Ebenso wenig genügt es, wenn die Kinder nach den Angaben der Beteiligten zu 1. auf die Ablehnung der Namensänderung mit Weinen reagiert und die Antragstellerin zu 2. verstärkt zum Bettnässen neige. Auch die erfolgte Ablehnung ist eine Erfahrung, mit der die Antragstellerinnen sich persönlich auseinandersetzen müssen, wobei es erneut der Beteiligten zu 1. obliegt, durch entsprechend einfühlsames Vorgehen den Kindern die Bedeutung der Namensverschiedenheit aufzuzeigen und daher das Verständnis für die getroffene Entscheidung zu erleichtern. Unter Berücksichtigung dessen ist zu erwarten, dass sich die dargestellten Folgen der Ablehnung der Namenserteilung lediglich als kurzfristige Erscheinung erweisen, die sich nachfolgend immer mehr abschwächen wird. Dies gilt auch unter Berücksichtigung des von der Beteiligten zu 1. dargestellten verstärkten Bettnässens der Antragstellerin zu 2., weshalb es dahinstehen mag, ob dieses tatsächlich auf die Ablehnung der Änderung des Namens zurückzuführen ist, was auch nach den eigenen Angaben der Beteiligten zu 1. nicht zweifelsfrei erscheint.

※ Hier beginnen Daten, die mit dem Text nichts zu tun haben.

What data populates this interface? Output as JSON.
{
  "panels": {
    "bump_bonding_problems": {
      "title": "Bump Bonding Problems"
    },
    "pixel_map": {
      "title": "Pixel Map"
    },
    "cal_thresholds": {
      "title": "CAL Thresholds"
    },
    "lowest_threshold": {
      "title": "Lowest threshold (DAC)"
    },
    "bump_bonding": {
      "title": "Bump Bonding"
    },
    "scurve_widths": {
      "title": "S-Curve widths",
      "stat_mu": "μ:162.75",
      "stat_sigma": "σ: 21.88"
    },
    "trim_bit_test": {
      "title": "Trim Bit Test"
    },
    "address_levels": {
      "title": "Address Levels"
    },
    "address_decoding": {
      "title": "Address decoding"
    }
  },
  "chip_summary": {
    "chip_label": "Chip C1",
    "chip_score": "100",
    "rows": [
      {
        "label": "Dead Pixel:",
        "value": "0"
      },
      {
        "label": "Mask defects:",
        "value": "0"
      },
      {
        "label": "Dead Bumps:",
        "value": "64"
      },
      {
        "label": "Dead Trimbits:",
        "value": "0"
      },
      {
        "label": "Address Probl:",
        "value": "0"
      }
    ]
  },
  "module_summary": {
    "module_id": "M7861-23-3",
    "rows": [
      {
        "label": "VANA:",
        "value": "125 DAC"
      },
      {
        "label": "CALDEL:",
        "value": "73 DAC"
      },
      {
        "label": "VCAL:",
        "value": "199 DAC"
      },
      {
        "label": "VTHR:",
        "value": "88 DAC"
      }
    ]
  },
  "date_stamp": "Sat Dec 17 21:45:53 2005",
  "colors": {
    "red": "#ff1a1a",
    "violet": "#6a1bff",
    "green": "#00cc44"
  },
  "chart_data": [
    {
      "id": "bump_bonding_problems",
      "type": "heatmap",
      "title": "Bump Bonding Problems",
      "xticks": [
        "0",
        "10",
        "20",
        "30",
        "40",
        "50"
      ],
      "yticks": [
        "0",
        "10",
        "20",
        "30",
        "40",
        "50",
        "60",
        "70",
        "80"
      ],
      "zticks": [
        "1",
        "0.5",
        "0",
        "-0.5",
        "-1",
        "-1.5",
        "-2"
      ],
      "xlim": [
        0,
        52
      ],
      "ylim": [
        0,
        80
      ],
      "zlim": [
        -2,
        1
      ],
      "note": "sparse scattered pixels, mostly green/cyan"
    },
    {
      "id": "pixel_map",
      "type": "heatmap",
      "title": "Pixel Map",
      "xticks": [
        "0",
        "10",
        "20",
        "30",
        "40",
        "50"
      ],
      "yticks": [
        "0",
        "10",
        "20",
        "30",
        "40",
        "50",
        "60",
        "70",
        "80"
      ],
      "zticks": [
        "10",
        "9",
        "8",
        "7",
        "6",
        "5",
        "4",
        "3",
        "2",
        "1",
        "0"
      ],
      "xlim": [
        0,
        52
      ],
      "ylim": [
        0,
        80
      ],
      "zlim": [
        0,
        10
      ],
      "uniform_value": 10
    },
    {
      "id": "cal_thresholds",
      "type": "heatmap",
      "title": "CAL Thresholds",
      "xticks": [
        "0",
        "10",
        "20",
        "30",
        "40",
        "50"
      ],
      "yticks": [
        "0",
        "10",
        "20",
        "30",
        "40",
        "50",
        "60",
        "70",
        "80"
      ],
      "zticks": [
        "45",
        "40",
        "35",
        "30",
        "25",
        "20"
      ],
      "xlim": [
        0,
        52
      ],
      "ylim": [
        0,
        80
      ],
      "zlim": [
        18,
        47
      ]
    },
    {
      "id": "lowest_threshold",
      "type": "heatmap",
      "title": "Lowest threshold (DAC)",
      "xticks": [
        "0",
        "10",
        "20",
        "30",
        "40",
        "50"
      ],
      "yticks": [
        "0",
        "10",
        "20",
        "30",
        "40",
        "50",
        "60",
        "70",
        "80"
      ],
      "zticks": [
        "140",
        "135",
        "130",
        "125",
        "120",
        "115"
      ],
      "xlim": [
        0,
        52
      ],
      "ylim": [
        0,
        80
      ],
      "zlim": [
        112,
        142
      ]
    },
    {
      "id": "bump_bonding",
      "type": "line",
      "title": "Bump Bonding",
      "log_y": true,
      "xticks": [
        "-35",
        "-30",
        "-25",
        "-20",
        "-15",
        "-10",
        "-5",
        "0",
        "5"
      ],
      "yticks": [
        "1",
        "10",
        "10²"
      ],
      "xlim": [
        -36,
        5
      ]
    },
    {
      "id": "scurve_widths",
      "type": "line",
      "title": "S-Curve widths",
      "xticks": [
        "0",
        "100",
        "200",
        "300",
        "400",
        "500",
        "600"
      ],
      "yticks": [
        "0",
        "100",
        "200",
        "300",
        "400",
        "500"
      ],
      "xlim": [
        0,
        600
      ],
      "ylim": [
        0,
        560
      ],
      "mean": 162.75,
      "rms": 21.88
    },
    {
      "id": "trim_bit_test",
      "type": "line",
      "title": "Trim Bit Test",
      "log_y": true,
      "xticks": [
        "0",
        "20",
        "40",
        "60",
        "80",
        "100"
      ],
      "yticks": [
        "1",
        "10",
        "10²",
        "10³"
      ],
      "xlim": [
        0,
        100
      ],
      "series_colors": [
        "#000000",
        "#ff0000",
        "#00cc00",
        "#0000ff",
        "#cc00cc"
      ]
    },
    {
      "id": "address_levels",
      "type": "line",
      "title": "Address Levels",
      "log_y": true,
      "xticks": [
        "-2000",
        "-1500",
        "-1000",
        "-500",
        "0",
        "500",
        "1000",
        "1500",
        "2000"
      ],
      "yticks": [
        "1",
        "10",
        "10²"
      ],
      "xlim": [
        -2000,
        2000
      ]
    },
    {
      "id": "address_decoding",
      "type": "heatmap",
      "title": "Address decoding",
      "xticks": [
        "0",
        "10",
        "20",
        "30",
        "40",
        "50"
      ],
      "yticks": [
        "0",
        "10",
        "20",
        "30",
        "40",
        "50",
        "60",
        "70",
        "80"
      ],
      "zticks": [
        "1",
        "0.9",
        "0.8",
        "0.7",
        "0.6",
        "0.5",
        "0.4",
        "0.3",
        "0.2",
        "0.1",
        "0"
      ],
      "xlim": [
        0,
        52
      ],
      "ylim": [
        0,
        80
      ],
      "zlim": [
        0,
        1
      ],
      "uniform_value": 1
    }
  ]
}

Zuletzt spricht auch der durch die elf- bzw. dreizehnjährigen Antragstellerinnen übereinstimmend geäußerte Wille, den neuen Familiennamen anzunehmen, nicht für die Annahme eines schwerwiegenden Nachteils bei Fortführung des bestehenden Namens. Zum einen vermögen Kinder in diesem Alter die volle Tragweite einer neuen Namenszuordnung noch nicht zu erkennen, zum anderen ist nicht auszuschließen, dass dieser Wunsch auf einen starken Einfluss der neuen Familie und insbesondere ihrer Mutter zurückzuführen ist.